Purpose of (.+?) in regular expressions
I am kinda new to this R开发者_高级运维egex thing.
When analyzing some code I frequently come across the pattern .+?
or (.+?)
I can't seem to find the meaning of this pattern using my noobish deductive reasoning.
.
means any character (except a new line). +
means one or more. ?
in this context mean lazy or non-greedy. That means it will try to match the absolute minimum of characters that satisfy the quantifier. Example:
> 'abc'.match(/.+/)
["abc"]
> 'abc'.match(/.+?/)
["a"]
> 'abc'.match(/.*/)
["abc"]
> 'abc'.match(/.*?/)
[""]
It depends what kind of knowledge you have about patterns.

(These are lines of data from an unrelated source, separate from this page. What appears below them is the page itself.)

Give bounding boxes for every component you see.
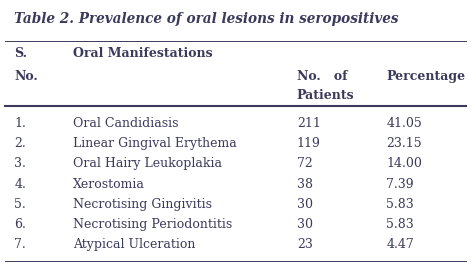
Text: 3.: 3.: [14, 157, 26, 171]
Text: Linear Gingival Erythema: Linear Gingival Erythema: [73, 137, 237, 150]
Text: 5.83: 5.83: [386, 218, 414, 231]
Text: 2.: 2.: [14, 137, 26, 150]
Text: 23.15: 23.15: [386, 137, 422, 150]
Text: Patients: Patients: [297, 89, 354, 102]
Text: 6.: 6.: [14, 218, 26, 231]
Text: 7.39: 7.39: [386, 178, 414, 191]
Text: Oral Hairy Leukoplakia: Oral Hairy Leukoplakia: [73, 157, 222, 171]
Text: Oral Candidiasis: Oral Candidiasis: [73, 117, 179, 130]
Text: 5.83: 5.83: [386, 198, 414, 211]
Text: 211: 211: [297, 117, 321, 130]
Text: 30: 30: [297, 218, 313, 231]
Text: 30: 30: [297, 198, 313, 211]
Text: 119: 119: [297, 137, 321, 150]
Text: Xerostomia: Xerostomia: [73, 178, 145, 191]
Text: 72: 72: [297, 157, 312, 171]
Text: 1.: 1.: [14, 117, 26, 130]
Text: 41.05: 41.05: [386, 117, 422, 130]
Text: 7.: 7.: [14, 238, 26, 251]
Text: Necrotising Gingivitis: Necrotising Gingivitis: [73, 198, 212, 211]
Text: 23: 23: [297, 238, 313, 251]
Text: 4.47: 4.47: [386, 238, 414, 251]
Text: 4.: 4.: [14, 178, 26, 191]
Text: Necrotising Periodontitis: Necrotising Periodontitis: [73, 218, 232, 231]
Text: No.   of: No. of: [297, 70, 347, 84]
Text: 38: 38: [297, 178, 313, 191]
Text: S.: S.: [14, 47, 27, 60]
Text: Percentage: Percentage: [386, 70, 465, 84]
Text: Oral Manifestations: Oral Manifestations: [73, 47, 212, 60]
Text: No.: No.: [14, 70, 38, 84]
Text: Atypical Ulceration: Atypical Ulceration: [73, 238, 195, 251]
Text: Table 2. Prevalence of oral lesions in seropositives: Table 2. Prevalence of oral lesions in s…: [14, 12, 398, 26]
Text: 14.00: 14.00: [386, 157, 422, 171]
Text: 5.: 5.: [14, 198, 26, 211]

Here's an explanation that assumes you have some kind of basic idea about what regular expressions are:
.
matches any character+
means repeat the last pattern 1 or more times- so far,
.+
means one or more characters ?
means ungreedy, which means the matching will stop with the first occasion.
A quick explanation on greediness:
/.+X/.exec("aaaXaaaXaaa");
["aaaXaaaX"]
/.+?X/.exec("aaaXaaaXaaa");
["aaaX"]
As you can see, the ?
character makes the search ungreedy, thus matching as little as possible.